[11日 ロイター] - 米シカゴ地区連銀のグールズビー総裁は、米国の労働市場は安定しているとの認識を示すと同時に、物価の急上昇が米国が直面する最大の問題になっていると述べ、労働市場の弱さよりもインフレを強く懸念していることを示唆した。

グールズビー氏は米誌ワイアードが11日に公開した動画で「米経済が直面している最大の問題は、産業の崩壊や雇用の崩壊ではなく、物価があまりにも速いペースで上昇していることだ。われわれはインフレ問題を抱えており、人々はインフレを嫌っている」と述べた。

労働市場については、失業率や採用率、解雇率などの指標を踏まえると「好調とは言えないものの、安定していることが示されている」と語った。

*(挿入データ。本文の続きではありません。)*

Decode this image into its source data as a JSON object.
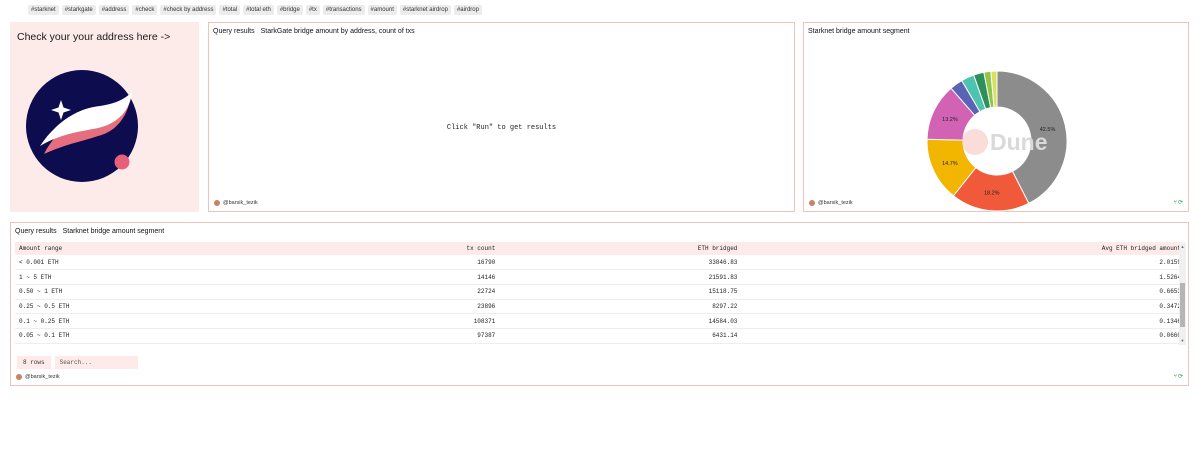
{
  "tags": [
    "#starknet",
    "#starkgate",
    "#address",
    "#check",
    "#check by address",
    "#total",
    "#total eth",
    "#bridge",
    "#tx",
    "#transactions",
    "#amount",
    "#starknet airdrop",
    "#airdrop"
  ],
  "text_panel": {
    "heading": "Check your your address here ->"
  },
  "query_panel": {
    "label": "Query results",
    "title": "StarkGate bridge amount by address, count of txs",
    "run_message": "Click \"Run\" to get results",
    "author": "@barsik_tezik"
  },
  "chart_panel": {
    "title": "Starknet bridge amount segment",
    "watermark": "Dune",
    "author": "@barsik_tezik",
    "chart_data": {
      "type": "pie",
      "slices": [
        {
          "label": "42.5%",
          "value": 42.5,
          "color": "#8c8c8c"
        },
        {
          "label": "18.2%",
          "value": 18.2,
          "color": "#f05a3a"
        },
        {
          "label": "14.7%",
          "value": 14.7,
          "color": "#f2b500"
        },
        {
          "label": "13.2%",
          "value": 13.2,
          "color": "#d162b4"
        },
        {
          "label": "",
          "value": 3.0,
          "color": "#5a63b4"
        },
        {
          "label": "",
          "value": 3.0,
          "color": "#4ec3b0"
        },
        {
          "label": "",
          "value": 2.4,
          "color": "#2f8f5a"
        },
        {
          "label": "",
          "value": 1.6,
          "color": "#8dc64a"
        },
        {
          "label": "",
          "value": 1.4,
          "color": "#d8e060"
        }
      ]
    }
  },
  "table_panel": {
    "label": "Query results",
    "title": "Starknet bridge amount segment",
    "columns": [
      "Amount range",
      "tx count",
      "ETH bridged",
      "Avg ETH bridged amount"
    ],
    "rows": [
      [
        "< 0.001 ETH",
        "16790",
        "33846.83",
        "2.0159"
      ],
      [
        "1 ~ 5 ETH",
        "14146",
        "21591.83",
        "1.5264"
      ],
      [
        "0.50 ~ 1 ETH",
        "22724",
        "15118.75",
        "0.6653"
      ],
      [
        "0.25 ~ 0.5 ETH",
        "23896",
        "8297.22",
        "0.3472"
      ],
      [
        "0.1 ~ 0.25 ETH",
        "108371",
        "14584.03",
        "0.1346"
      ],
      [
        "0.05 ~ 0.1 ETH",
        "97387",
        "6431.14",
        "0.0660"
      ]
    ],
    "row_count": "8 rows",
    "search_placeholder": "Search...",
    "author": "@barsik_tezik"
  },
  "colors": {
    "accent_border": "#f4c2bd",
    "panel_tint": "#fdebea",
    "logo_bg": "#0c0c4f"
  }
}
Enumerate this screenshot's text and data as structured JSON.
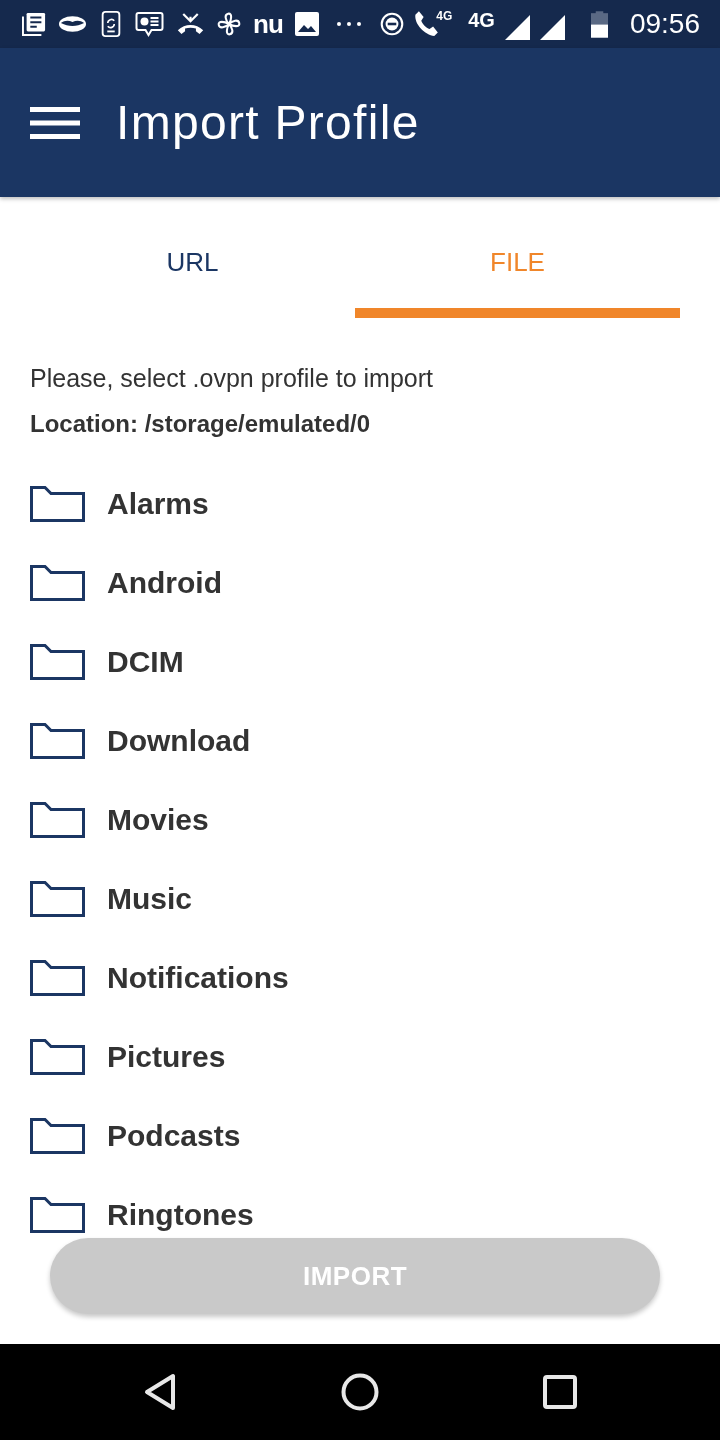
{
  "status_bar": {
    "app_logo": "nu",
    "call_badge": "4G",
    "network_type": "4G",
    "time": "09:56"
  },
  "app_bar": {
    "title": "Import Profile"
  },
  "tabs": [
    {
      "label": "URL",
      "selected": false
    },
    {
      "label": "FILE",
      "selected": true
    }
  ],
  "file_browser": {
    "instruction": "Please, select .ovpn profile to import",
    "location": "Location: /storage/emulated/0",
    "folders": [
      {
        "name": "Alarms"
      },
      {
        "name": "Android"
      },
      {
        "name": "DCIM"
      },
      {
        "name": "Download"
      },
      {
        "name": "Movies"
      },
      {
        "name": "Music"
      },
      {
        "name": "Notifications"
      },
      {
        "name": "Pictures"
      },
      {
        "name": "Podcasts"
      },
      {
        "name": "Ringtones"
      }
    ]
  },
  "import_button": {
    "label": "IMPORT",
    "disabled": true
  }
}
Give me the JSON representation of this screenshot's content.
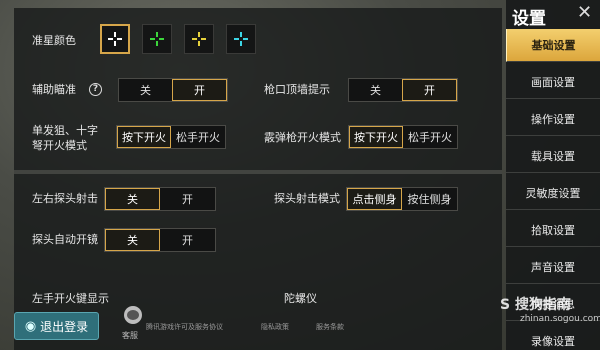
{
  "settings": {
    "crosshair_color_label": "准星颜色",
    "crosshair_colors": [
      "#ffffff",
      "#3cd63c",
      "#e6d23c",
      "#3cd6e6"
    ],
    "aim_assist_label": "辅助瞄准",
    "muzzle_hint_label": "枪口顶墙提示",
    "single_fire_label_line1": "单发狙、十字",
    "single_fire_label_line2": "弩开火模式",
    "shotgun_label": "霰弹枪开火模式",
    "off": "关",
    "on": "开",
    "press_fire": "按下开火",
    "release_fire": "松手开火",
    "peek_fire_label": "左右探头射击",
    "peek_mode_label": "探头射击模式",
    "click_peek": "点击侧身",
    "hold_peek": "按住侧身",
    "auto_scope_label": "探头自动开镜",
    "left_fire_label": "左手开火键显示",
    "gyro_label": "陀螺仪"
  },
  "sidebar": {
    "title": "设置",
    "close": "✕",
    "items": [
      {
        "label": "基础设置"
      },
      {
        "label": "画面设置"
      },
      {
        "label": "操作设置"
      },
      {
        "label": "载具设置"
      },
      {
        "label": "灵敏度设置"
      },
      {
        "label": "拾取设置"
      },
      {
        "label": "声音设置"
      },
      {
        "label": "快捷消息"
      },
      {
        "label": "录像设置"
      }
    ]
  },
  "footer": {
    "exit_label": "退出登录",
    "service_label": "客服",
    "link1": "腾讯游戏许可及服务协议",
    "link2": "隐私政策",
    "link3": "服务条款"
  },
  "watermark": {
    "brand": "S 搜狗指南",
    "url": "zhinan.sogou.com"
  },
  "colors": {
    "accent": "#d6a64a",
    "active_menu": "#f0c862"
  }
}
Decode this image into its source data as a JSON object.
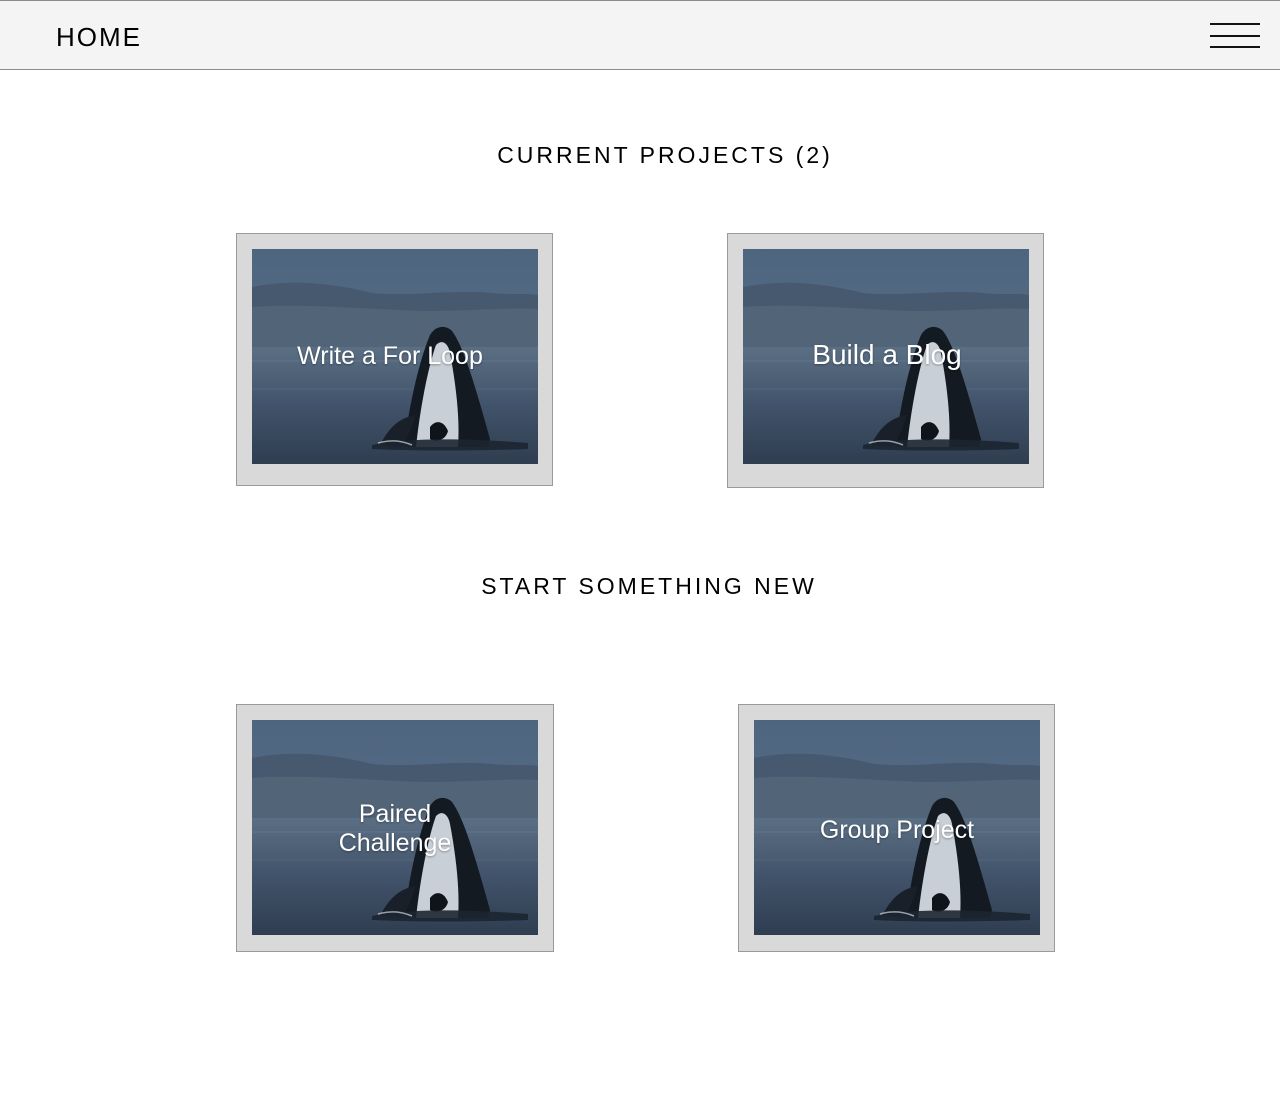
{
  "nav": {
    "home_label": "HOME",
    "menu_icon": "hamburger-menu-icon"
  },
  "current_projects": {
    "title": "CURRENT PROJECTS (2)",
    "cards": [
      {
        "label": "Write a For Loop",
        "image": "orca-breaching-photo"
      },
      {
        "label": "Build a Blog",
        "image": "orca-breaching-photo"
      }
    ]
  },
  "start_new": {
    "title": "START SOMETHING NEW",
    "cards": [
      {
        "label": "Paired Challenge",
        "image": "orca-breaching-photo"
      },
      {
        "label": "Group Project",
        "image": "orca-breaching-photo"
      }
    ]
  },
  "colors": {
    "topbar_bg": "#f4f4f4",
    "card_frame": "#d9d9d9",
    "label_text": "#ffffff"
  }
}
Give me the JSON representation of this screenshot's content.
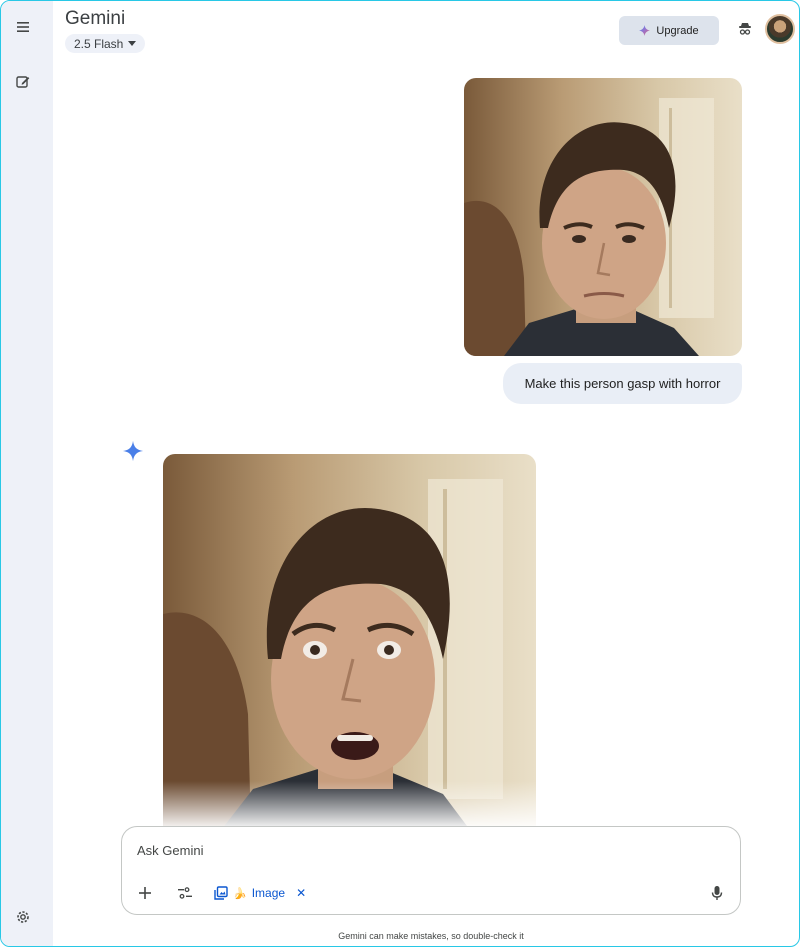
{
  "header": {
    "title": "Gemini",
    "model": "2.5 Flash",
    "upgrade_label": "Upgrade"
  },
  "sidebar": {
    "icons": [
      "menu-icon",
      "new-chat-icon",
      "settings-icon"
    ]
  },
  "chat": {
    "user_message": "Make this person gasp with horror",
    "user_image_desc": "man-neutral-expression",
    "result_image_desc": "man-gasping-horror"
  },
  "input": {
    "placeholder": "Ask Gemini",
    "tool_label": "Image"
  },
  "footer": {
    "disclaimer": "Gemini can make mistakes, so double-check it"
  },
  "colors": {
    "accent_blue": "#0b57d0",
    "sidebar_bg": "#eef1f8",
    "bubble_bg": "#e9eef6",
    "frame_border": "#28c8e6"
  }
}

グールズビー氏は、金融政策の適切な設定について具体的な見解を示さなかったものの、人工知能(AI)が雇用市場を破壊するかや、100ドル札の偽造をどう見分けるかなど、多岐にわたる質問に回答。

「AIが一部の職を奪うとしても、奪われるのはその仕事のタスクの部分だ。私は依然として楽観的で、われわれが人々を雇用し続ける方法を見いだせると期待している」との見方も示した。

連邦準備理事会(FRB)は7月の連邦公開市場委員会(FOMC)で政策金利の据え置きを決定。12人の委員のうち3人が利上げを主張し、金利据え置きに反対票を投じた。

グールズビー氏は今年のFOMCで投票権を持っておらず、同会合で据え置き決定を支持したかどうかは明らかにしていない。